I am using Rhasspy 2.5.0 on a Raspberry PI 4 with the latest Raspi OS lite and I am triggering the recognition remotely using the HTTP API api/start-recording and api/stop-recording
Any help would be greatly appreciated!
When you look at https://github.com/rhasspy/rhasspy-server-hermes/blob/master/rhasspyserver_hermes/main.py
You can see in line 1527 that it plays the last captured audio from memory. You could change that script and add a new endpoint to download the audio file.
But I think you can also get the audio through MQTT (not sure).
I’ll be extending the /api/play-recording
endpoint to handle this soon. Right now, you POST
to it to get the last recorded command to play. With the next version, a GET
will pull the WAV data.
Another option, as @DanielW suggested, would be to listen for the rhasspy/asr/<siteId>/<sessionId>/audioCaptured
MQTT message.
@DanielW thank you so much for the pointer, that’s the section of the code I was looking for.
@synesthesiam that sounds great! It would be exatcly what I need! Right before you posted I was thinking of doing something along these lines (please forgive my terrible coding skills):
@app.route("/api/save-recording", methods=["GET"])
# here we want to get the value of filename (i.e. ?filename=_MyFileName.wav)
async def api_save_recording():
assert core is not None
_filename = str(request.args.get("filename"))
if core.last_audio_captured:
wav_bytes = core.last_audio_captured.wav_bytes
_LOGGER.debug("Saving audio file, size: %s byte(s)", len(wav_bytes))

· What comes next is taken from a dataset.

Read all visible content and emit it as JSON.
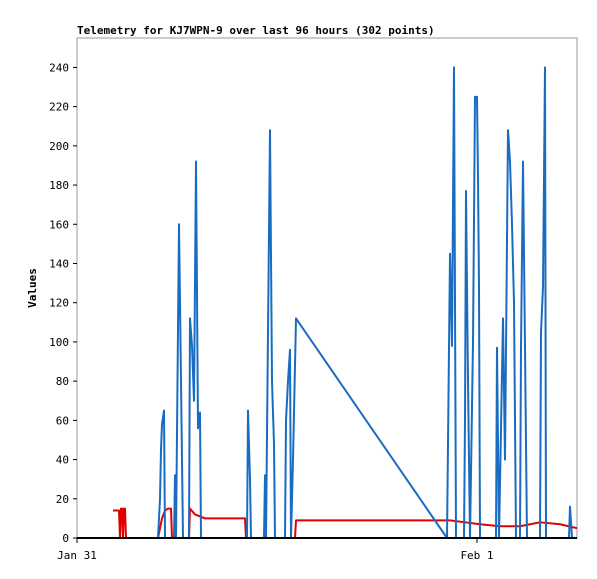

await buffer_to_wav_file(os.path.join(/home/pi,_filename),wav_bytes)
return "OK"
with adding something like this to utils.py
def buffer_to_wav_file(filename,wav_buffer):
wf = wave.open(filename, mode="wb")
wf.setframerate(16000)
wf.setsampwidth(2)
wf.setnchannels(1)
wf.writeframes(wav_buffer)
wf.close()
Possibly not the most elegant solution… but do you think it could work?